Se un capo di Stato deve ottenere un risultato politico nel corso di un incontro, la prima regola è presentarsi con un ramoscello d’ulivo in mano, in modo da facilitare un risultato positivo. “Elementare Watson!”, direbbe Sherlock Holmes. Ma invece Fernandez ha fatto esattamente il contrario: in un discorso effettuato pochi giorni prima del viaggio a Roma, nella località di Moron, nel Gran Buenos Aires, ha attaccato violentemente il Fmi in modo tale da pregiudicare il risultato finale dell’incontro. E in sostanza, seppur con toni meno violenti, ha replicato la prestazione precedente, affermando, nel suo intervento di tre minuti all’apertura del G20 di Roma, che “in questa storia non ci sono innocenti: sono responsabili sia coloro che si sono indebitati senza considerare le conseguenze disastrose, come coloro che hanno elargito il prestito atto a finanziare la fuga di capitali in una economia distrutta” con chiaro riferimento al suo predecessore, Mauricio Macri.
Dopo questo ennesimo rovinoso discorso Fernandez si è incontrato, seppur molto brevemente, con il Presidente americano Biden, con il quale ha parlato del loro “comune amico” (sic) papa Francesco. C’è da dire che, per quanto riguarda il debito con il Fmi, la storia è un po’ diversa da quella raccontata dal Presidente, perché Macri lo dovette contrarre nel 2018 per pagare sia un credito precedentemente fatto da Cristina Fernandez de Kirchner con banche internazionali, sia per finanziare opere pubbliche in una nazione che ne aveva estremamente bisogno dopo i 15 anni di kirchnerismo nei quali non si erano realizzate… ma si erano pagate con soldi di uno Stato finito in bancarotta.

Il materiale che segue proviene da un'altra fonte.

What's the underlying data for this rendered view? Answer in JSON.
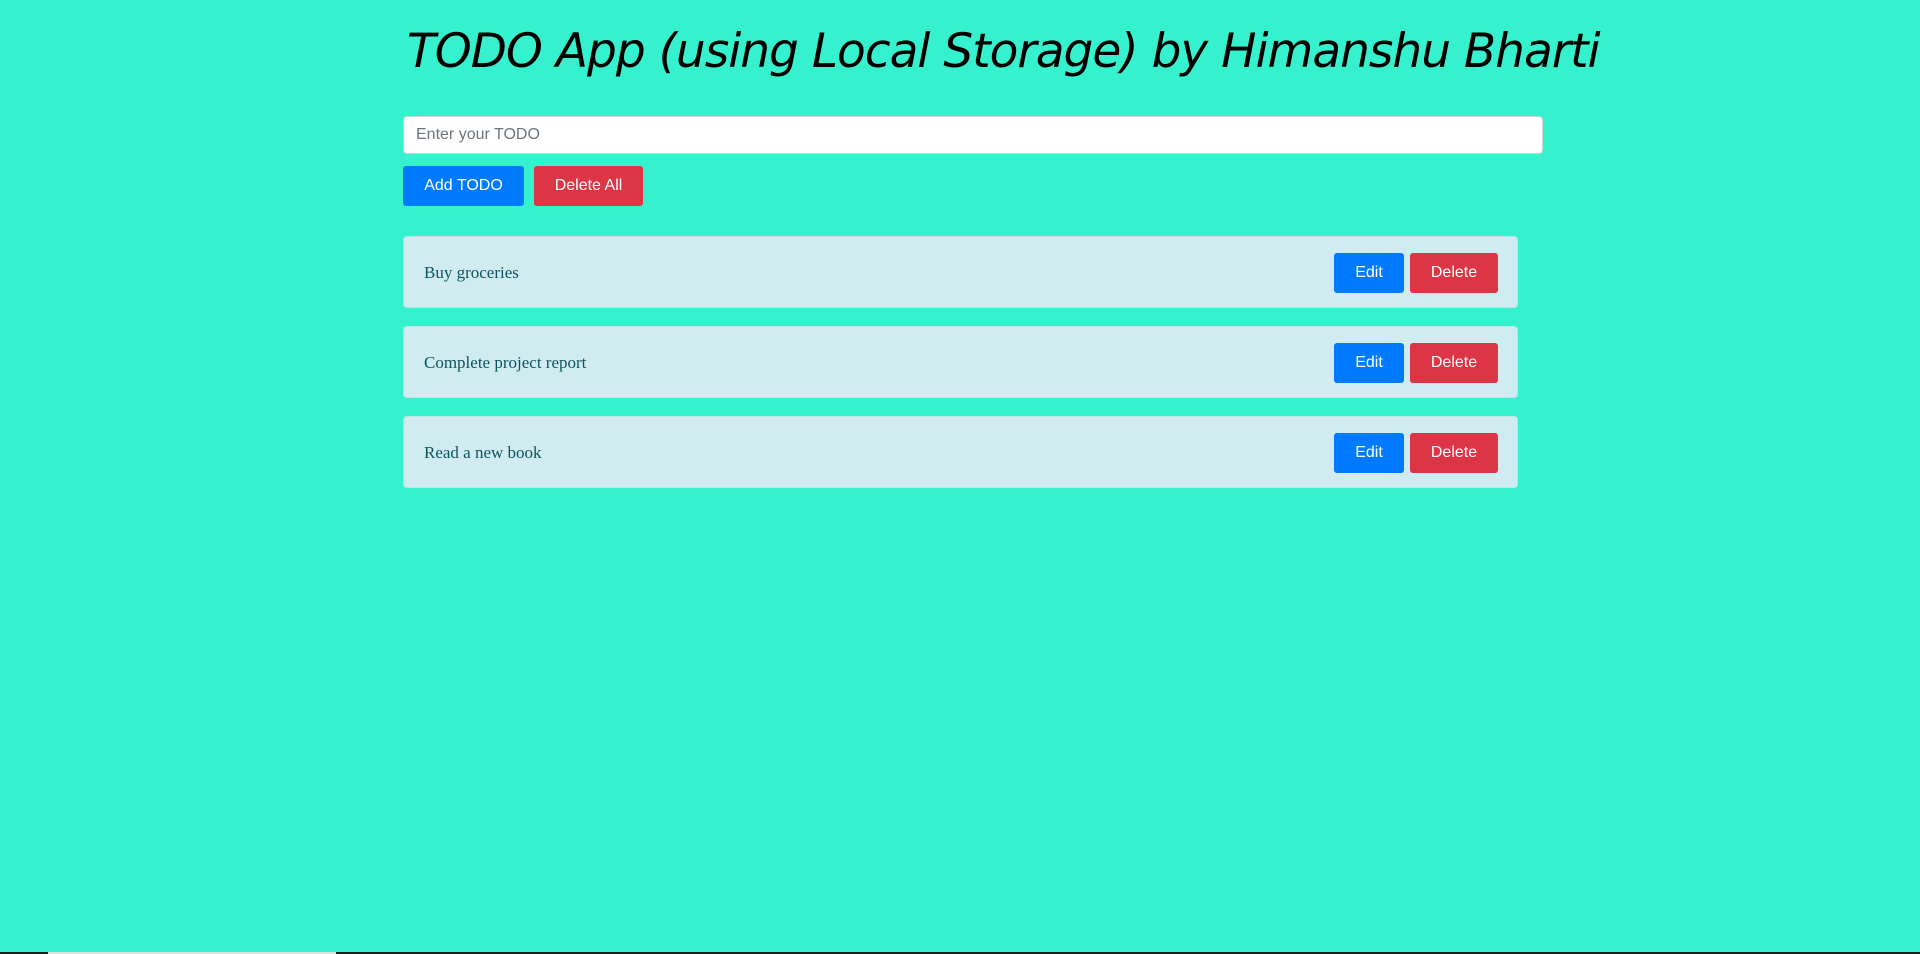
{
  "header": {
    "title": "TODO App (using Local Storage) by Himanshu Bharti"
  },
  "form": {
    "input_placeholder": "Enter your TODO",
    "input_value": "",
    "add_label": "Add TODO",
    "delete_all_label": "Delete All"
  },
  "todos": [
    {
      "text": "Buy groceries",
      "edit_label": "Edit",
      "delete_label": "Delete"
    },
    {
      "text": "Complete project report",
      "edit_label": "Edit",
      "delete_label": "Delete"
    },
    {
      "text": "Read a new book",
      "edit_label": "Edit",
      "delete_label": "Delete"
    }
  ],
  "colors": {
    "background": "#36f1cd",
    "primary": "#007bff",
    "danger": "#dc3545",
    "item_background": "#d1ecf1",
    "item_text": "#0c5460"
  }
}
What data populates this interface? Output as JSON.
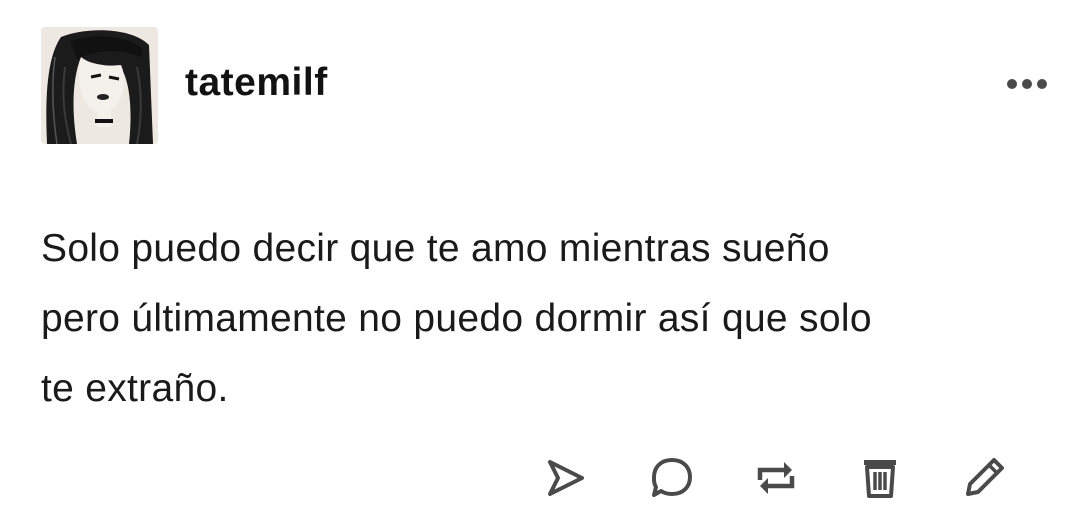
{
  "post": {
    "username": "tatemilf",
    "body": "Solo puedo decir que te amo mientras sueño\npero últimamente no puedo dormir así que solo\nte extraño."
  },
  "icons": {
    "more": "more-horizontal-icon",
    "share": "send-icon",
    "reply": "comment-icon",
    "reblog": "reblog-icon",
    "delete": "trash-icon",
    "edit": "pencil-icon"
  },
  "colors": {
    "text": "#1a1a1a",
    "icon": "#4a4a4a",
    "background": "#ffffff"
  }
}
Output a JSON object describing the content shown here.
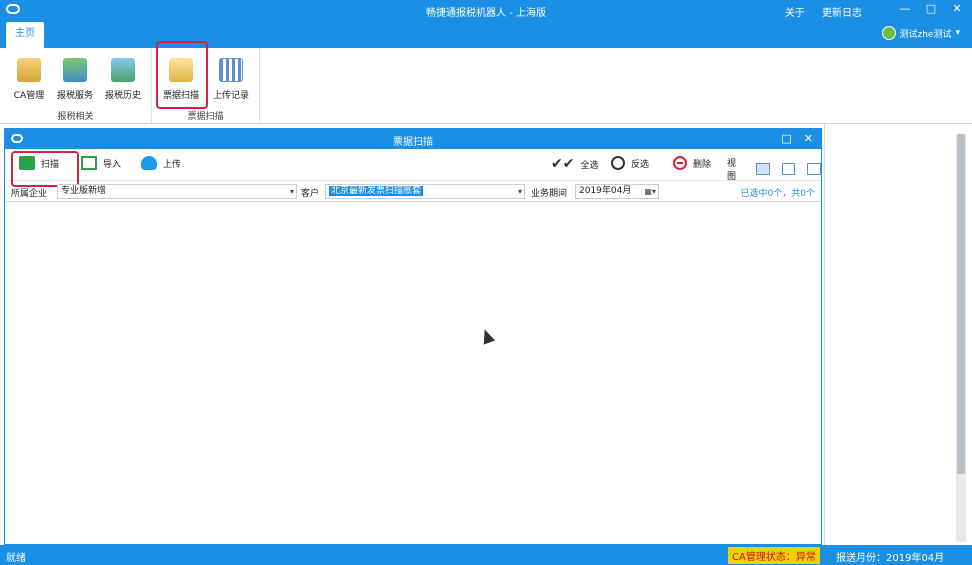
{
  "app": {
    "title": "畅捷通报税机器人 - 上海版",
    "links": [
      "关于",
      "更新日志"
    ],
    "win": [
      "—",
      "□",
      "✕"
    ]
  },
  "tabs": {
    "home": "主页"
  },
  "user": {
    "name": "测试zhe测试"
  },
  "ribbon": {
    "group1": {
      "label": "报税相关",
      "items": [
        "CA管理",
        "报税服务",
        "报税历史"
      ]
    },
    "group2": {
      "label": "票据扫描",
      "items": [
        "票据扫描",
        "上传记录"
      ]
    }
  },
  "child": {
    "title": "票据扫描",
    "win": [
      "□",
      "✕"
    ],
    "toolbar": {
      "scan": "扫描",
      "import": "导入",
      "upload": "上传",
      "select_all": "全选",
      "invert": "反选",
      "delete": "删除",
      "view": "视图"
    },
    "filter": {
      "company_label": "所属企业",
      "company_value": "专业版新增",
      "customer_label": "客户",
      "customer_value": "北京最新发票扫描账套",
      "period_label": "业务期间",
      "period_value": "2019年04月",
      "summary": "已选中0个，共0个"
    }
  },
  "status": {
    "ready": "就绪",
    "ca_status": "CA管理状态：异常",
    "month": "报送月份：2019年04月"
  }
}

Ma anche attualmente la situazione dell’Argentina è disastrosa, con un dollaro che al mercato parallelo ha raggiunto i 200 pesos, un’economia sempre più depressa, anche per i riflessi della pessima gestione sanitaria durante la pandemia.

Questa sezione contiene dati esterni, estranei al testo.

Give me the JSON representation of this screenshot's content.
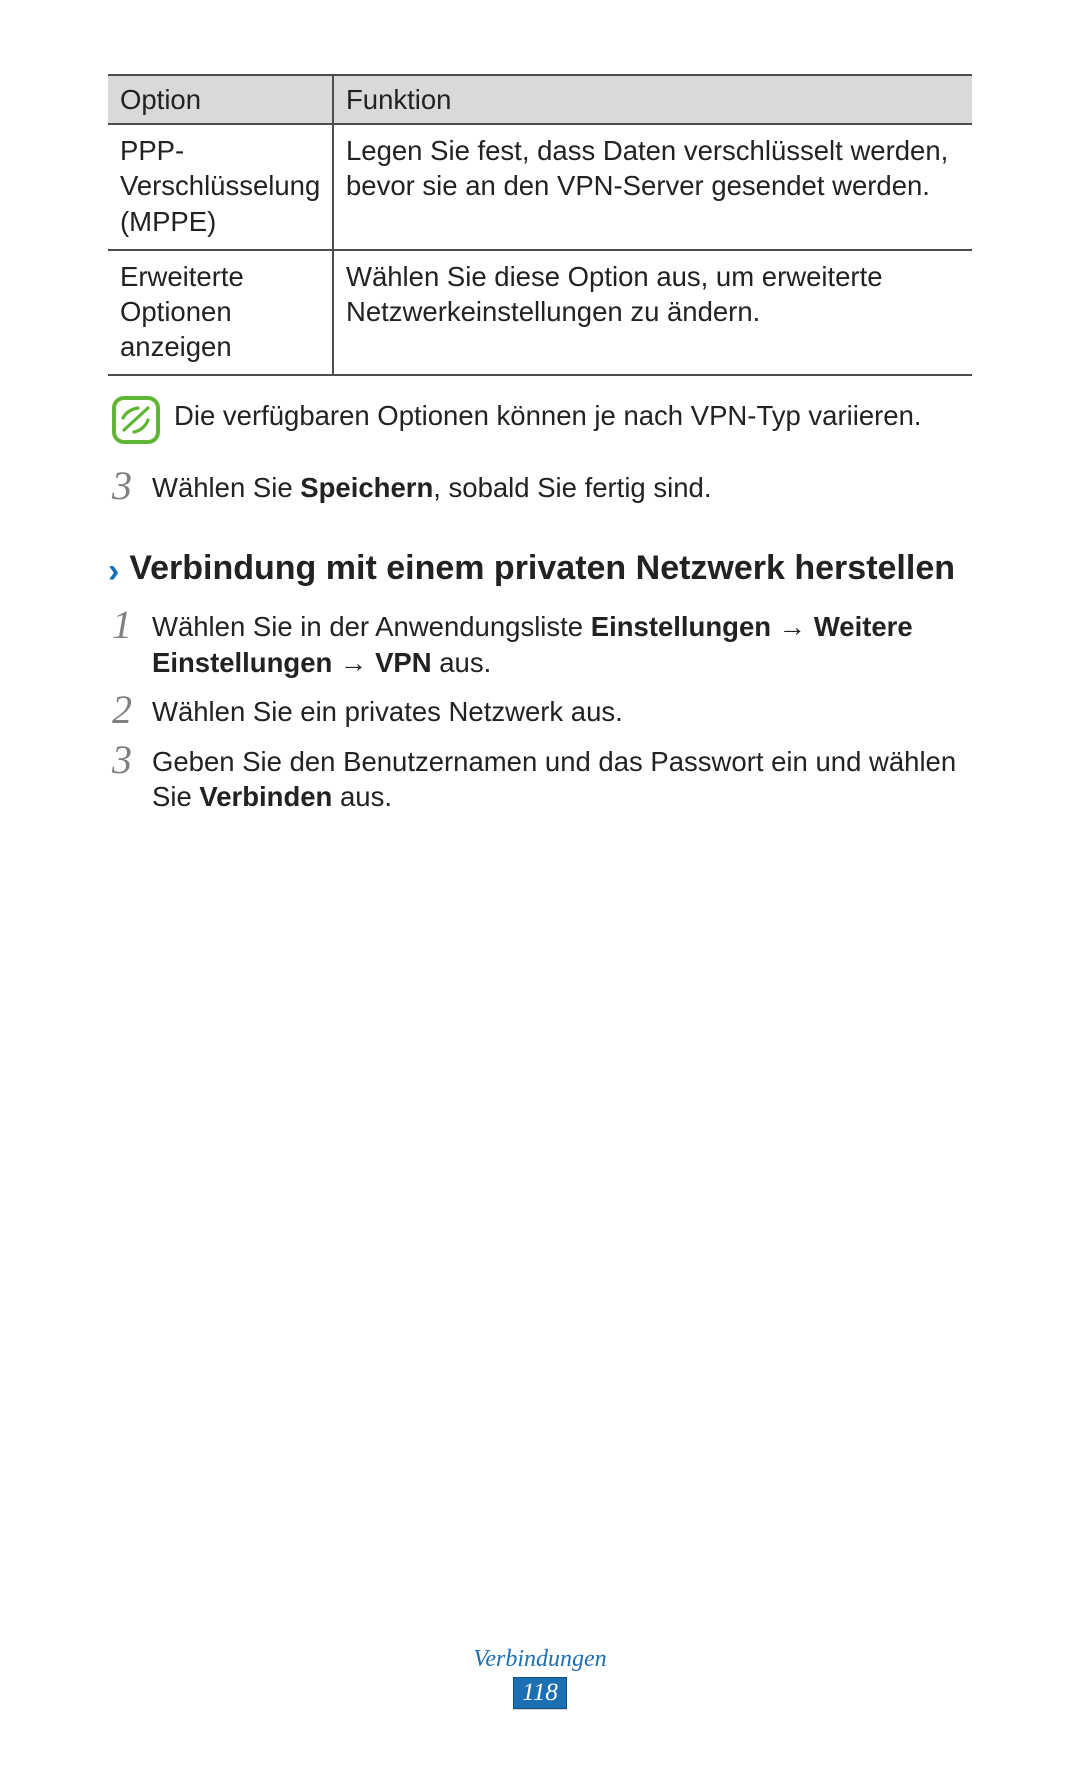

Insomma, il risultato catastrofico delle primarie rischia di ripetersi nelle elezioni legislative del 14 novembre, nonostante l’improvvisa fine dell’emergenza sanitaria decretata a sole 24 ore dalla debacle, le regalie fatte ai ceti meno abbienti e anche un lieve aumento delle pensioni, ma dopo averle disastrosamente tagliate all’indomani dell’inizio della presidenza di Alberto Fernandez.

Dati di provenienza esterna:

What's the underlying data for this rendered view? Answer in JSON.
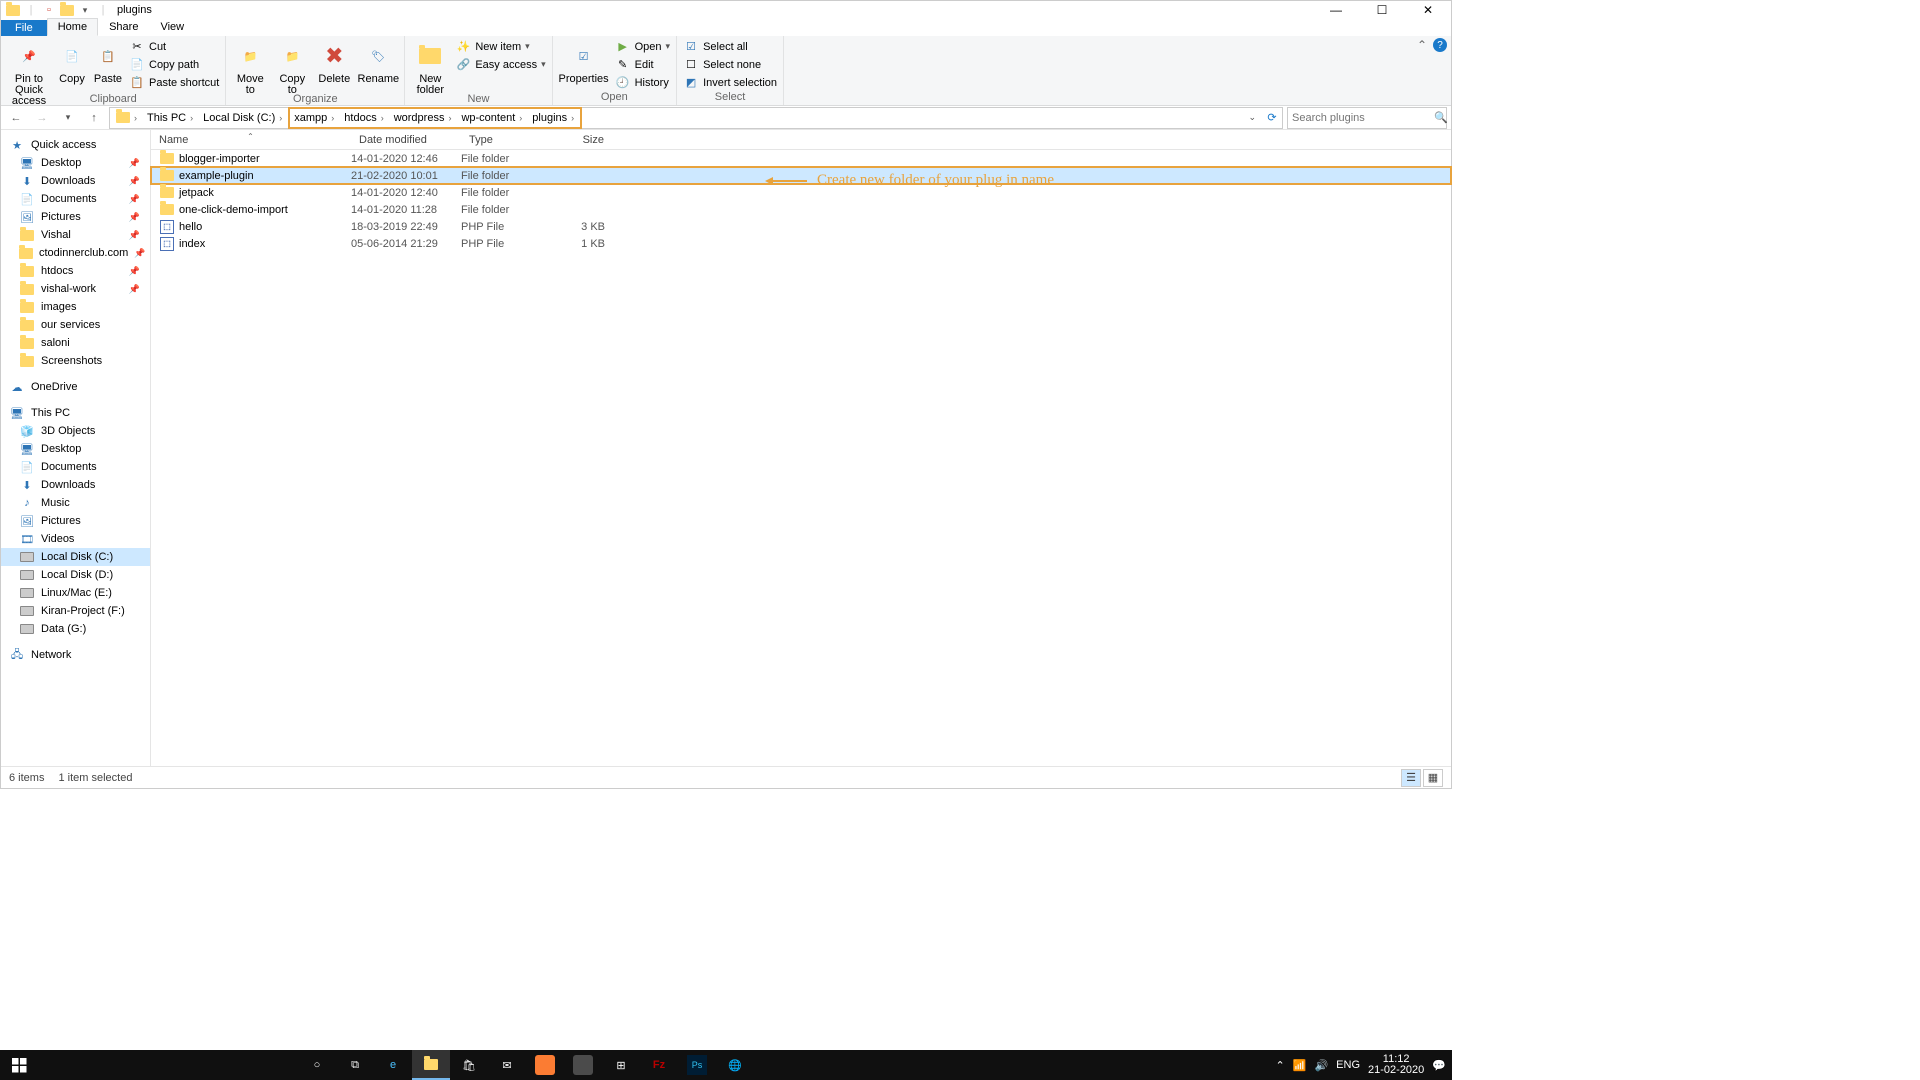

Il quale, dopo l’ennesima debacle romana, si ritrova con un Paese sempre più isolato dal mondo e indebitato. Insomma ,su quella strada verso il Venezuela che i lettori del Sussidiario conoscono bene e che solo la definitiva uscita del peronismo dal potere potrà evitare. Arrivederci al 15 novembre per conoscere la fine di questo cammino tortuoso che affligge una della nazioni più ricche del mondo da più di 70 anni.